On the other hand, Fig. 6 is that X-coordinate is represented the graphic representation of positive voltage application time (T) divided by the peak value (T/tc) that (tc) obtains time of arrival.Fig. 6 shows regardless of processed surface-area, applies the cycle at a round-robin positive voltage, and it is maximum that the duple point that mean current all is about peak time of arrival (tc) at positive voltage application time (T) reaches.

By above-mentioned result, confirmed that the suitable positive voltage application time of consideration processing speed and processing quality can be chosen based on peak time of arrival (tc), and no matter the quantity of workpiece and the surface-area of processing.

Fig. 7 to Figure 10 show respectively each positive voltage application time (T) in above-mentioned experiment locate by amperometric 44 and voltage-level detector 45 actual detected to current waveform A and voltage waveform V.In above-mentioned accompanying drawing, it is 1000 μ m and positive voltage application time (T) current waveform (A) and the voltage waveform V when being 480 μ m (corresponding to alternately repeating to apply positive voltage and remove the anodizing of electric charge in tentative circulation) that Fig. 7 shows when the cycle.Because the length of positive voltage application time (T) is about 16 times of peak time of arrival (tc) of 31 μ m of current waveform, thereby electric current a lot of time cycles of mobile have hardly been comprised.Yet the film thickness that obtains by five minutes anodizing is 6.0 μ m.

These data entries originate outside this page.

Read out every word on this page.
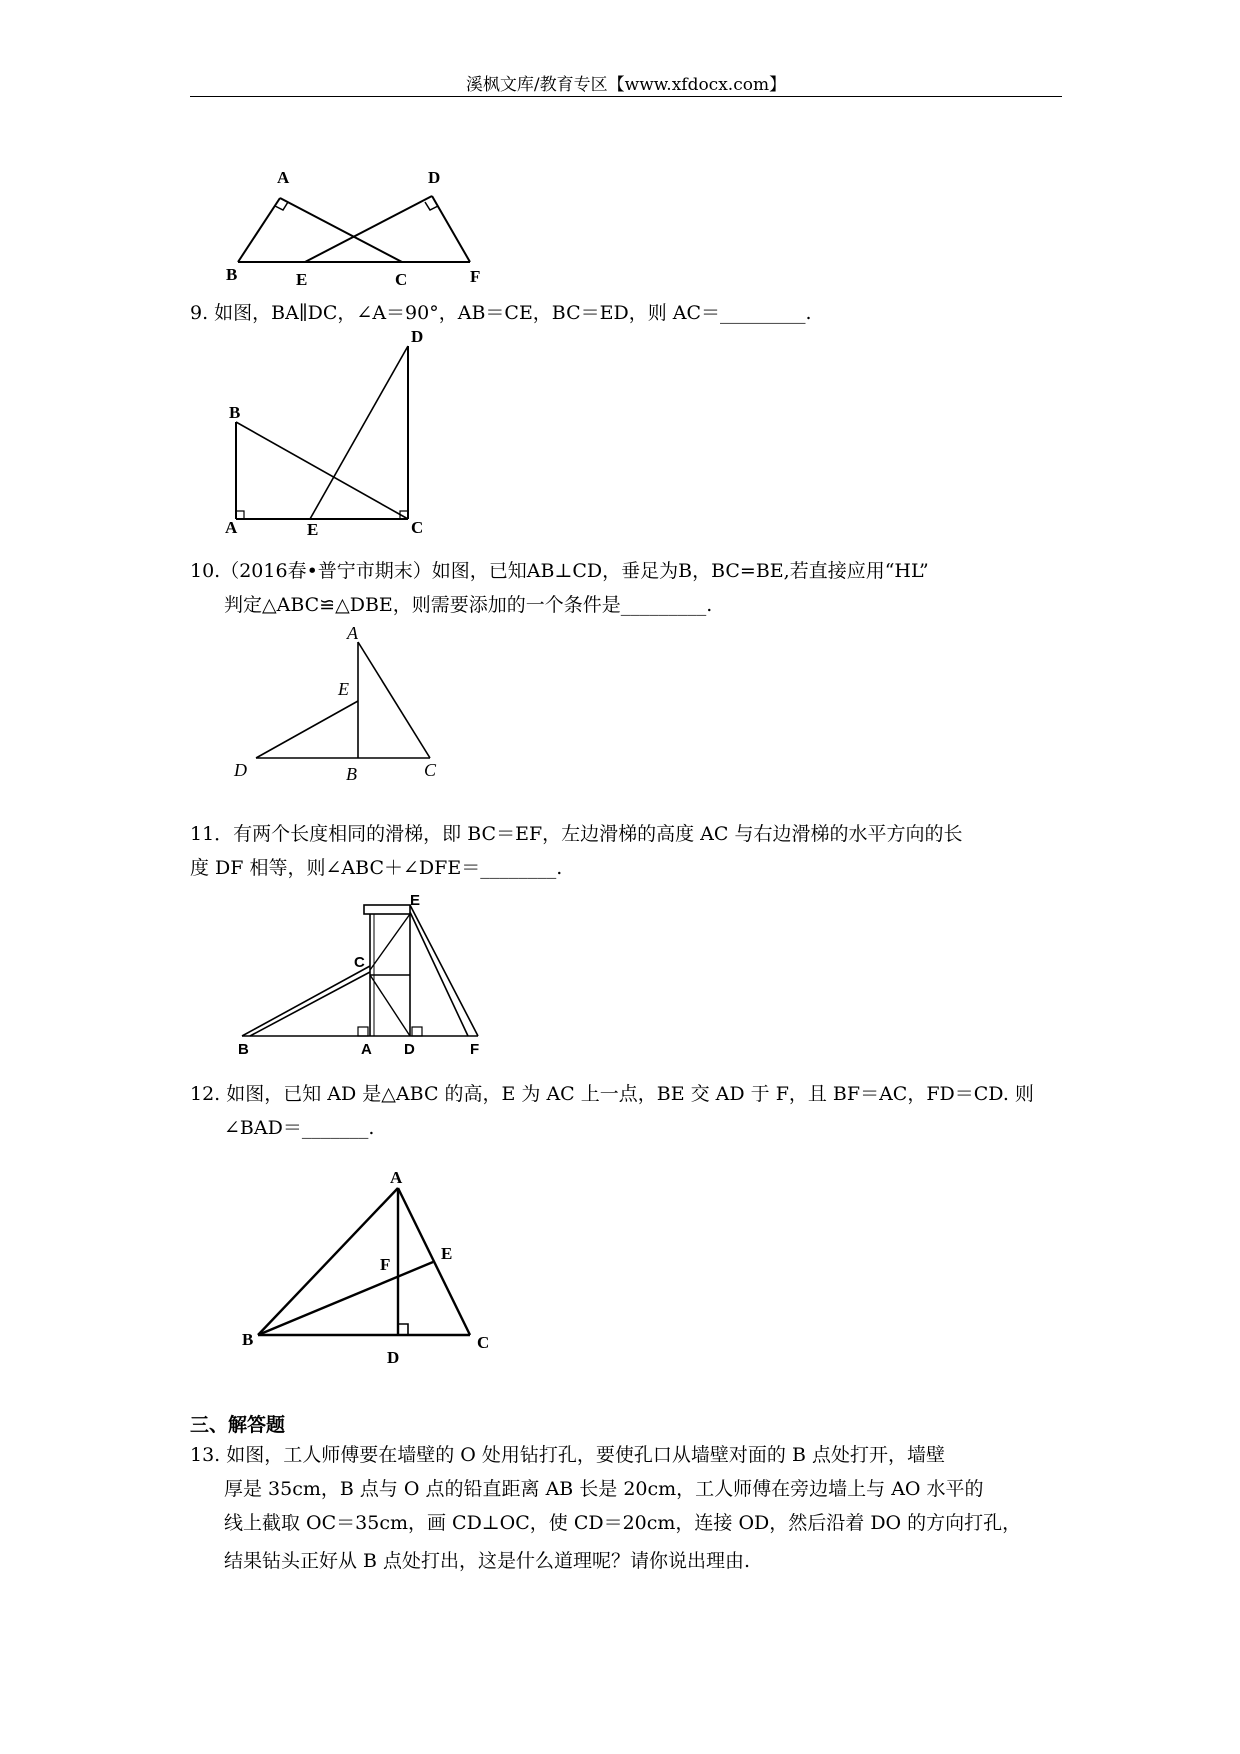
溪枫文库/教育专区【www.xfdocx.com】
A	D
B	E	C	F
9. 如图，BA∥DC，∠A＝90°，AB＝CE，BC＝ED，则 AC＝_________.
B
D
A	E	C
10.（2016春•普宁市期末）如图，已知AB⊥CD，垂足为B，BC=BE,若直接应用“HL”
判定△ABC≌△DBE，则需要添加的一个条件是_________.
A
E
D	B	C
11．有两个长度相同的滑梯，即 BC＝EF，左边滑梯的高度 AC 与右边滑梯的水平方向的长
度 DF 相等，则∠ABC＋∠DFE＝________.
E
C
B	A D	F
12. 如图，已知 AD 是△ABC 的高，E 为 AC 上一点，BE 交 AD 于 F，且 BF＝AC，FD＝CD. 则
∠BAD＝_______.
A
F
E
B
D
C
三、解答题
13. 如图，工人师傅要在墙壁的 O 处用钻打孔，要使孔口从墙壁对面的 B 点处打开，墙壁
厚是 35cm，B 点与 O 点的铅直距离 AB 长是 20cm，工人师傅在旁边墙上与 AO 水平的
线上截取 OC＝35cm，画 CD⊥OC，使 CD＝20cm，连接 OD，然后沿着 DO 的方向打孔，
结果钻头正好从 B 点处打出，这是什么道理呢？请你说出理由.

Fig. 8 shows anodized current waveform (A) and the voltage waveform V that carries out in the time will being set at 200 μ m the cycle and positive voltage application time (T) is set at 80 μ m (that is, 2.7 times of peak time of arrival (31 μ m)).That is to say that positive voltage is applied to 80 μ m (corresponding with T/tc=2.7) and locates to finish, and after the interval of 20 μ m, this process becomes the removal electric charge.In current waveform, there are not how much immobilising parts of electric current as shown in Figure 7.The film thickness that obtains by five minutes anodizing increases to 15.0 μ m.

Fig. 9 shows anodized current waveform (A) and the voltage waveform V that carries out in the time will being set at 143 μ m the cycle and positive voltage application time (T) is set at 51 μ m (that is, peak time of arrival 1.7 times).That is to say that though the peak value of current waveform passes through, positive voltage is applied to the T/tc=1.7 time that still has the capacity electric current and locates to stop, and after the interval of 20 μ m, this process becomes the removal electric charge, the shape approximation of waveform is in sinusoidal curve.The film thickness that obtains by five minutes anodizing reaches the maximum of 17.0 μ m.

Figure 10 shows anodized current waveform (A) and the voltage waveform V that will carry out in the time will being set at 100 μ m the cycle and positive voltage application time (T) is set at 30 μ m (peak time of arrival) no better than.That is to say that stop though positive voltage is applied to the some place of the peak value T/tc=1.0 of close current waveform, the film thickness that obtains by five minutes anodizing is 9.0 μ m.Because switch with the very short cycle, thereby compare, noise in voltage waveform, occurs with other embodiment.Yet, not bigger imbalance of current waveform, film character meets good experimental result.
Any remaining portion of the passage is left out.